44I’ll be updating this page as I pick up tools, so check at the bottom for new additions!
You have to have the right tools for the job, and building an airplane is no exception. In fact, it’s a requirement!
It can be daunting, however, to fill a tool box with everything you need. I decided to go the kit route, as there are several options from major suppliers. Plane Tools, Isham, and several others all have beginners tool kits for sale. I was lucky and found a new kit fore sale from an individual who decided not to start his build. Saving money is always nice.
Avery Tools is the supplier for this kit and it is a great start with almost everything you need to get going. They also allow you to customize the kit to your liking which saves money and space in the garage.
I also picked up a lightly used pneumatic squeezer and the DRDT2 dimpler, both of which have already paid for themselves with ease and precision. One note about the squeezer, I actually adjusted the safety lever such that it no longer requires me to push the actuating lever up and over to squeeze the plunger. It makes it a lot easier when handling the tool and ensuring I get the alignment correct and stay on the rivet. This is a danger and I do not recommend it to someone who is not comfortable with removing a safety feature of any tool.
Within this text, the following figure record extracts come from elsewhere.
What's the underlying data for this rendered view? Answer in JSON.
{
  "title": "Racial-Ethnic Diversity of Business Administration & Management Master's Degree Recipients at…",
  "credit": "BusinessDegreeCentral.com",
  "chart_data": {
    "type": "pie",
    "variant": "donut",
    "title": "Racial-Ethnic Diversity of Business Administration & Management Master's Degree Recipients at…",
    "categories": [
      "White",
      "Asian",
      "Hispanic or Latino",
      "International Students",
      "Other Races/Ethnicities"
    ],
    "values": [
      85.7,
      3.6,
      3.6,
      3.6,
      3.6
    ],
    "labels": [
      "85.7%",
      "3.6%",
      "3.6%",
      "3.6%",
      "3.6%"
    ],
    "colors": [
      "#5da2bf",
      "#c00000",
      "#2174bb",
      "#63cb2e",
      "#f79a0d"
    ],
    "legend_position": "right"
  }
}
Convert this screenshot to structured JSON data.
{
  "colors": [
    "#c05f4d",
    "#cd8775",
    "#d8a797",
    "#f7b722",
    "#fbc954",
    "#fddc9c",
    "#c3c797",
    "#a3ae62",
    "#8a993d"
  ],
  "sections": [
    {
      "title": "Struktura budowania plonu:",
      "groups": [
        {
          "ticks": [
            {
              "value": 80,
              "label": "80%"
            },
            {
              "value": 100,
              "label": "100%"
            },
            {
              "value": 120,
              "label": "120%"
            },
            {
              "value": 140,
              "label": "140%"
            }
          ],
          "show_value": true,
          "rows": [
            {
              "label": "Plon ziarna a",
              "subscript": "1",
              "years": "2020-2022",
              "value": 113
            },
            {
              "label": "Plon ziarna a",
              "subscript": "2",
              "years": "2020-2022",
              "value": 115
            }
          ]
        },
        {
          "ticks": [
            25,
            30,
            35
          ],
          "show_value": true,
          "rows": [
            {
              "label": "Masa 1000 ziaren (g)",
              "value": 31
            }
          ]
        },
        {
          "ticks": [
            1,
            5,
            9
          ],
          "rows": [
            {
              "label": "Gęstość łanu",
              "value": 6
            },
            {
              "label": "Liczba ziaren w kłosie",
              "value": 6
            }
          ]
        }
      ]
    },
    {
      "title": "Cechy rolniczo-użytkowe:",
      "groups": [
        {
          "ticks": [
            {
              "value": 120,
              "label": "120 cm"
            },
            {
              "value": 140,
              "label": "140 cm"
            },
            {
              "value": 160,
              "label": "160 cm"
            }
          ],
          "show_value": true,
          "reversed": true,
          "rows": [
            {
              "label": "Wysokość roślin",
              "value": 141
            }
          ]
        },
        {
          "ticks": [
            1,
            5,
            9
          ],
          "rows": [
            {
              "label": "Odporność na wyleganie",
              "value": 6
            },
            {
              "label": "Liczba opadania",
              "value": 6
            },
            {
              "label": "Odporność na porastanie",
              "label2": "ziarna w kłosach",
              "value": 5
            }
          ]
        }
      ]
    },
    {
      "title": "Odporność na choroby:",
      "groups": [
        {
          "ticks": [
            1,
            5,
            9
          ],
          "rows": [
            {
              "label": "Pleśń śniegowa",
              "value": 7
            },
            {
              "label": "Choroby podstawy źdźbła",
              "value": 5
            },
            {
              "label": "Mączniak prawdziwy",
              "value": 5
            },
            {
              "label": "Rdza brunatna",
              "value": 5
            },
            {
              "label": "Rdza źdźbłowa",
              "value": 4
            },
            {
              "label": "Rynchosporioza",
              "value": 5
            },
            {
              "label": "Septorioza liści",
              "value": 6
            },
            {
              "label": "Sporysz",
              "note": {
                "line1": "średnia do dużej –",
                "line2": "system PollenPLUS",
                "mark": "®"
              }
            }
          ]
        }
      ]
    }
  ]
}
All of this is in a tool box from Harbor Freight that I picked up with a lot of other random supplies for the garage including tool stands, clamps, stools, etc.
The power tools everyone recommends wont be used much, but should be handy when the need arises. A used band saw, new Ryobi drill press, grinder, and combination belt sander and disc sander line one way of the garage.
The power behind all of the pneumatic tools comes from a Kobalt 60 gallon air compressor. This was the next biggest purchase but worth it! Yes, you can probably use a smaller unit but this allows plenty of time in between cycles to cool and provides plenty of pressure and volume for all the tools and paint guns I may use in the future. I plumbed it into a filter/lubricator and air reel in the ceiling.
I got tired of spinning the deburring tool and took other’s advice by picking up an electric screwdriver from Lowe’s Aircraft Supply store. This Skil 4-volt 1/4″ drive screwdriver fits the bill. It’s got a slow RPM which is perfect for deburring and accepts a 1/4″ drive adapter which holds a standard deburring bit.